COGNANO社と、大阪大学大学院薬学研究科/生命機能研究科、九州大学大学院薬学研究院が共同で、バイオマーカーが発見されていない難治がんを解決する抗がん剤開発に乗り出す。
これまでトリプルネガティブ乳がん(TNBC)は、標的となるバイオマーカーが発見されておらず、治療のための創薬が困難だった。バイオマーカーが不明な疾患をアンメットメディカルニーズと呼ぶが、TNBC以外にも膵がん、胆管がん、肺小細胞がんなど、多くの疾患が未解決のまま残されており、将来に向け大きな課題となっている。
Deep Tech ベンチャーのCOGNANOは、TNBCのがん細胞表面を特異的に認識するアルパカ由来抗体を、ビックデータAI技術を活用した採掘技術を駆使して探索する技術を複数取得し、特許出願している。これは、抗体創薬を迅速に開始できるばかりではなく、新規バイオマーカーの発見も意味し、一石二鳥の創薬手法と言える、世界で初めての方法論。

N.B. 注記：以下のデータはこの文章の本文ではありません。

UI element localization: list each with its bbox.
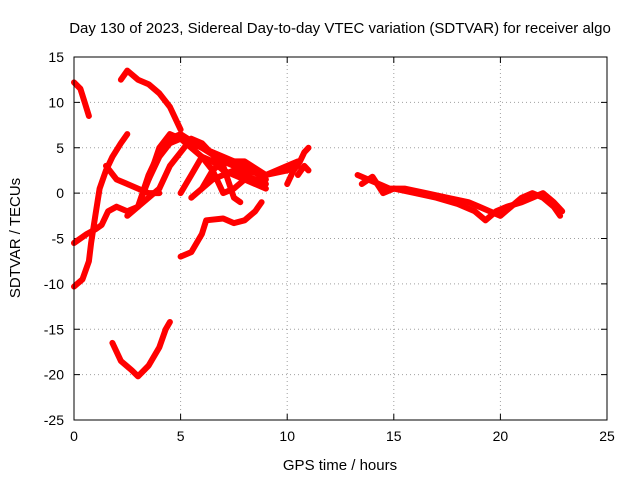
chart-title: Day 130 of 2023, Sidereal Day-to-day VTE… <box>69 20 611 37</box>
series-arc-10 <box>177 153 269 197</box>
x-axis-label: GPS time / hours <box>283 457 397 474</box>
x-tick-label: 15 <box>386 428 402 444</box>
x-tick-label: 0 <box>70 428 78 444</box>
series-arc-3 <box>71 131 131 290</box>
y-tick-label: -20 <box>44 367 64 383</box>
x-tick-labels: 0 5 10 15 20 25 <box>70 428 615 444</box>
x-tick-label: 10 <box>279 428 295 444</box>
series-arc-17 <box>354 172 564 219</box>
series-arc-12 <box>198 167 269 192</box>
y-tick-labels: -25 -20 -15 -10 -5 0 5 10 15 <box>44 49 64 428</box>
series-arc-14 <box>109 319 173 380</box>
y-tick-label: 5 <box>56 140 64 156</box>
x-tick-label: 20 <box>493 428 509 444</box>
series-arc-13 <box>177 199 265 260</box>
series-arc-16 <box>294 162 312 178</box>
y-tick-label: 10 <box>48 94 64 110</box>
y-axis-label: SDTVAR / TECUs <box>7 178 24 298</box>
y-tick-label: -25 <box>44 412 64 428</box>
y-tick-label: 15 <box>48 49 64 65</box>
series-arc-1 <box>71 79 92 119</box>
y-tick-label: 0 <box>56 185 64 201</box>
y-tick-label: -5 <box>52 231 65 247</box>
series-arc-4 <box>117 67 184 133</box>
series-arc-9 <box>156 135 244 206</box>
series-layer <box>71 67 566 380</box>
series-arc-18 <box>358 173 566 224</box>
grid <box>74 57 607 420</box>
x-tick-label: 5 <box>177 428 185 444</box>
y-tick-label: -15 <box>44 321 64 337</box>
y-tick-label: -10 <box>44 276 64 292</box>
series-arc-2 <box>71 185 163 246</box>
series-arc-15 <box>284 144 312 187</box>
series-arc-5 <box>103 162 163 197</box>
tick-marks <box>73 56 608 421</box>
plot-frame <box>73 56 608 421</box>
x-tick-label: 25 <box>599 428 615 444</box>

今回、COGNANOの方法論と合わせて、大阪大学大学院薬学研究科/生命機能研究科と九州大学大学院薬学研究院が協力してデータ取得を高速化。最新のクライオ電子顕微鏡の技術を活用し、これらの抗体ががん細胞とどのように結合するか、詳細な分子構造を明らかにする。また抗体に抗がん剤を結合させた薬剤を開発して、抗がん剤を患部に直接送達する治療効果をマウスモデルで検証する予定。本事業でデータを蓄積し、未だ治療法のないTNBCに対する創薬の問題を高速に解決することをめざす。